For the opponents, climate change isn’t just a political issue, it’s almost a quasi-religious crusade and so crusaders will go to great lengths to stop something that they think is fundamentally evil. And I think you’re going to see grandmothers and mothers and children chain themselves to bulldozers and I don’t think Justin Trudeau fancies seeing himself in the same way his father dealt with the PQ crisis in Quebec in 1970, which was pretty heavy-handed.

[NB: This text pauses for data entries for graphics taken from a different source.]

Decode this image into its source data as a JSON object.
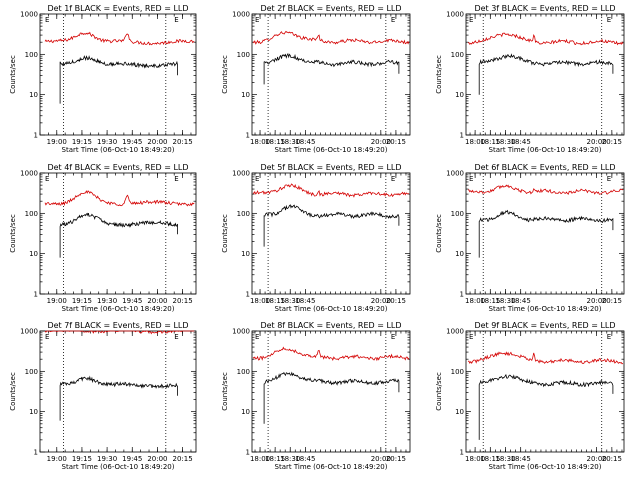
{
  "figure": {
    "x_axis_label": "Start Time (06-Oct-10 18:49:20)",
    "y_axis_label": "Counts/sec",
    "marker_label": "E"
  },
  "chart_data": [
    {
      "type": "line",
      "title": "Det 1f BLACK = Events, RED = LLD",
      "xlabel": "Start Time (06-Oct-10 18:49:20)",
      "ylabel": "Counts/sec",
      "yscale": "log",
      "ylim": [
        1,
        1000
      ],
      "xlim": [
        "18:50",
        "20:23"
      ],
      "xticks": [
        "19:00",
        "19:15",
        "19:30",
        "19:45",
        "20:00",
        "20:15"
      ],
      "ytick_labels": [
        "1",
        "10",
        "100",
        "1000"
      ],
      "vlines": [
        "19:04",
        "20:05"
      ],
      "markers": [
        {
          "label": "E",
          "x": "18:53"
        },
        {
          "label": "E",
          "x": "20:10"
        }
      ],
      "series": [
        {
          "name": "LLD",
          "color": "#d40000",
          "level": 200,
          "start": "18:53",
          "end": "20:22",
          "hump": {
            "at": "19:17",
            "amp": 0.26,
            "width": 8
          },
          "spike": {
            "at": "19:42",
            "amp": 0.22
          }
        },
        {
          "name": "Events",
          "color": "#000000",
          "level": 55,
          "start": "19:02",
          "end": "20:12",
          "dip_to": 6,
          "hump": {
            "at": "19:18",
            "amp": 0.2,
            "width": 8
          }
        }
      ]
    },
    {
      "type": "line",
      "title": "Det 2f BLACK = Events, RED = LLD",
      "xlabel": "Start Time (06-Oct-10 18:49:20)",
      "ylabel": "Counts/sec",
      "yscale": "log",
      "ylim": [
        1,
        1000
      ],
      "xlim": [
        "17:52",
        "20:29"
      ],
      "xticks": [
        "18:00",
        "18:15",
        "18:30",
        "18:45",
        "20:00",
        "20:15"
      ],
      "ytick_labels": [
        "1",
        "10",
        "100",
        "1000"
      ],
      "vlines": [
        "18:08",
        "20:05"
      ],
      "markers": [
        {
          "label": "E",
          "x": "17:55"
        },
        {
          "label": "E",
          "x": "20:10"
        }
      ],
      "series": [
        {
          "name": "LLD",
          "color": "#d40000",
          "level": 210,
          "start": "17:53",
          "end": "20:28",
          "hump": {
            "at": "18:28",
            "amp": 0.22,
            "width": 16
          },
          "spike": {
            "at": "18:58",
            "amp": 0.15
          }
        },
        {
          "name": "Events",
          "color": "#000000",
          "level": 60,
          "start": "18:04",
          "end": "20:18",
          "dip_to": 18,
          "hump": {
            "at": "18:30",
            "amp": 0.2,
            "width": 14
          }
        }
      ]
    },
    {
      "type": "line",
      "title": "Det 3f BLACK = Events, RED = LLD",
      "xlabel": "Start Time (06-Oct-10 18:49:20)",
      "ylabel": "Counts/sec",
      "yscale": "log",
      "ylim": [
        1,
        1000
      ],
      "xlim": [
        "17:51",
        "20:27"
      ],
      "xticks": [
        "18:00",
        "18:15",
        "18:30",
        "18:45",
        "20:00",
        "20:15"
      ],
      "ytick_labels": [
        "1",
        "10",
        "100",
        "1000"
      ],
      "vlines": [
        "18:08",
        "20:05"
      ],
      "markers": [
        {
          "label": "E",
          "x": "17:54"
        },
        {
          "label": "E",
          "x": "20:10"
        }
      ],
      "series": [
        {
          "name": "LLD",
          "color": "#d40000",
          "level": 200,
          "start": "17:53",
          "end": "20:26",
          "hump": {
            "at": "18:30",
            "amp": 0.22,
            "width": 16
          },
          "spike": {
            "at": "18:58",
            "amp": 0.15
          }
        },
        {
          "name": "Events",
          "color": "#000000",
          "level": 60,
          "start": "18:04",
          "end": "20:16",
          "dip_to": 10,
          "hump": {
            "at": "18:32",
            "amp": 0.2,
            "width": 14
          }
        }
      ]
    },
    {
      "type": "line",
      "title": "Det 4f BLACK = Events, RED = LLD",
      "xlabel": "Start Time (06-Oct-10 18:49:20)",
      "ylabel": "Counts/sec",
      "yscale": "log",
      "ylim": [
        1,
        1000
      ],
      "xlim": [
        "18:50",
        "20:23"
      ],
      "xticks": [
        "19:00",
        "19:15",
        "19:30",
        "19:45",
        "20:00",
        "20:15"
      ],
      "ytick_labels": [
        "1",
        "10",
        "100",
        "1000"
      ],
      "vlines": [
        "19:04",
        "20:05"
      ],
      "markers": [
        {
          "label": "E",
          "x": "18:53"
        },
        {
          "label": "E",
          "x": "20:10"
        }
      ],
      "series": [
        {
          "name": "LLD",
          "color": "#d40000",
          "level": 180,
          "start": "18:53",
          "end": "20:22",
          "hump": {
            "at": "19:17",
            "amp": 0.25,
            "width": 8
          },
          "spike": {
            "at": "19:42",
            "amp": 0.22
          }
        },
        {
          "name": "Events",
          "color": "#000000",
          "level": 55,
          "start": "19:02",
          "end": "20:12",
          "dip_to": 8,
          "hump": {
            "at": "19:18",
            "amp": 0.2,
            "width": 8
          }
        }
      ]
    },
    {
      "type": "line",
      "title": "Det 5f BLACK = Events, RED = LLD",
      "xlabel": "Start Time (06-Oct-10 18:49:20)",
      "ylabel": "Counts/sec",
      "yscale": "log",
      "ylim": [
        1,
        1000
      ],
      "xlim": [
        "17:52",
        "20:29"
      ],
      "xticks": [
        "18:00",
        "18:15",
        "18:30",
        "18:45",
        "20:00",
        "20:15"
      ],
      "ytick_labels": [
        "1",
        "10",
        "100",
        "1000"
      ],
      "vlines": [
        "18:08",
        "20:05"
      ],
      "markers": [
        {
          "label": "E",
          "x": "17:55"
        },
        {
          "label": "E",
          "x": "20:10"
        }
      ],
      "series": [
        {
          "name": "LLD",
          "color": "#d40000",
          "level": 300,
          "start": "17:53",
          "end": "20:28",
          "hump": {
            "at": "18:28",
            "amp": 0.2,
            "width": 16
          },
          "spike": {
            "at": "18:58",
            "amp": 0.1
          }
        },
        {
          "name": "Events",
          "color": "#000000",
          "level": 90,
          "start": "18:04",
          "end": "20:18",
          "dip_to": 15,
          "hump": {
            "at": "18:30",
            "amp": 0.2,
            "width": 14
          }
        }
      ]
    },
    {
      "type": "line",
      "title": "Det 6f BLACK = Events, RED = LLD",
      "xlabel": "Start Time (06-Oct-10 18:49:20)",
      "ylabel": "Counts/sec",
      "yscale": "log",
      "ylim": [
        1,
        1000
      ],
      "xlim": [
        "17:51",
        "20:27"
      ],
      "xticks": [
        "18:00",
        "18:15",
        "18:30",
        "18:45",
        "20:00",
        "20:15"
      ],
      "ytick_labels": [
        "1",
        "10",
        "100",
        "1000"
      ],
      "vlines": [
        "18:08",
        "20:05"
      ],
      "markers": [
        {
          "label": "E",
          "x": "17:54"
        },
        {
          "label": "E",
          "x": "20:10"
        }
      ],
      "series": [
        {
          "name": "LLD",
          "color": "#d40000",
          "level": 340,
          "start": "17:53",
          "end": "20:26",
          "hump": {
            "at": "18:30",
            "amp": 0.12,
            "width": 16
          },
          "spike": {
            "at": "18:58",
            "amp": 0.05
          }
        },
        {
          "name": "Events",
          "color": "#000000",
          "level": 70,
          "start": "18:04",
          "end": "20:16",
          "dip_to": 8,
          "hump": {
            "at": "18:32",
            "amp": 0.15,
            "width": 14
          }
        }
      ]
    },
    {
      "type": "line",
      "title": "Det 7f BLACK = Events, RED = LLD",
      "xlabel": "Start Time (06-Oct-10 18:49:20)",
      "ylabel": "Counts/sec",
      "yscale": "log",
      "ylim": [
        1,
        1000
      ],
      "xlim": [
        "18:50",
        "20:23"
      ],
      "xticks": [
        "19:00",
        "19:15",
        "19:30",
        "19:45",
        "20:00",
        "20:15"
      ],
      "ytick_labels": [
        "1",
        "10",
        "100",
        "1000"
      ],
      "vlines": [
        "19:04",
        "20:05"
      ],
      "markers": [
        {
          "label": "E",
          "x": "18:53"
        },
        {
          "label": "E",
          "x": "20:10"
        }
      ],
      "series": [
        {
          "name": "LLD",
          "color": "#d40000",
          "level": 1000,
          "start": "18:53",
          "end": "20:22",
          "hump": {
            "at": "19:17",
            "amp": 0.03,
            "width": 8
          },
          "spike": {
            "at": "19:42",
            "amp": 0.03
          }
        },
        {
          "name": "Events",
          "color": "#000000",
          "level": 45,
          "start": "19:02",
          "end": "20:12",
          "dip_to": 6,
          "hump": {
            "at": "19:18",
            "amp": 0.2,
            "width": 8
          }
        }
      ]
    },
    {
      "type": "line",
      "title": "Det 8f BLACK = Events, RED = LLD",
      "xlabel": "Start Time (06-Oct-10 18:49:20)",
      "ylabel": "Counts/sec",
      "yscale": "log",
      "ylim": [
        1,
        1000
      ],
      "xlim": [
        "17:52",
        "20:29"
      ],
      "xticks": [
        "18:00",
        "18:15",
        "18:30",
        "18:45",
        "20:00",
        "20:15"
      ],
      "ytick_labels": [
        "1",
        "10",
        "100",
        "1000"
      ],
      "vlines": [
        "18:08",
        "20:05"
      ],
      "markers": [
        {
          "label": "E",
          "x": "17:55"
        },
        {
          "label": "E",
          "x": "20:10"
        }
      ],
      "series": [
        {
          "name": "LLD",
          "color": "#d40000",
          "level": 220,
          "start": "17:53",
          "end": "20:28",
          "hump": {
            "at": "18:28",
            "amp": 0.22,
            "width": 16
          },
          "spike": {
            "at": "18:58",
            "amp": 0.15
          }
        },
        {
          "name": "Events",
          "color": "#000000",
          "level": 55,
          "start": "18:04",
          "end": "20:18",
          "dip_to": 5,
          "hump": {
            "at": "18:30",
            "amp": 0.2,
            "width": 14
          }
        }
      ]
    },
    {
      "type": "line",
      "title": "Det 9f BLACK = Events, RED = LLD",
      "xlabel": "Start Time (06-Oct-10 18:49:20)",
      "ylabel": "Counts/sec",
      "yscale": "log",
      "ylim": [
        1,
        1000
      ],
      "xlim": [
        "17:51",
        "20:27"
      ],
      "xticks": [
        "18:00",
        "18:15",
        "18:30",
        "18:45",
        "20:00",
        "20:15"
      ],
      "ytick_labels": [
        "1",
        "10",
        "100",
        "1000"
      ],
      "vlines": [
        "18:08",
        "20:05"
      ],
      "markers": [
        {
          "label": "E",
          "x": "17:54"
        },
        {
          "label": "E",
          "x": "20:10"
        }
      ],
      "series": [
        {
          "name": "LLD",
          "color": "#d40000",
          "level": 180,
          "start": "17:53",
          "end": "20:26",
          "hump": {
            "at": "18:30",
            "amp": 0.22,
            "width": 16
          },
          "spike": {
            "at": "18:58",
            "amp": 0.15
          }
        },
        {
          "name": "Events",
          "color": "#000000",
          "level": 50,
          "start": "18:04",
          "end": "20:16",
          "dip_to": 2,
          "hump": {
            "at": "18:32",
            "amp": 0.2,
            "width": 14
          }
        }
      ]
    }
  ]
}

Markham: I don’t agree with that assessment. All of Trudeau’s climate change strategies and policies are riding on how he handles the pipeline. If he blinks, if he backs down, he’s done for. Not to mention the fact that he needs to support the oil sands because he needs the tax revenue to eventually balance the federal budget. So I’ll disagree with you on that one.

Ted: You’re certainly right on balancing the books, but again, I’m not sure he has the resolve. There’s a second issue there which is the parliamentary arithmetic. I’ll recheck my paper, but I think he has 47 MPs from Quebec and BC- 17 from BC and 30 from Quebec. And he’s only 13 MPs over the majority you need to form government in Ottawa. He needs to win the next election and every politician’s highest priority is the next election and he cannot afford to see his support in Metro Vancouver or in Quebec be eroded significantly by pipeline politics.

Markham: The counter to that is that the Prime Ministers’ Office has apparently done the calculations, which of course changes the worse it gets, but they claim that they’re only going to lose two seats and maybe at most four seats and that they think that they can withstand the assault.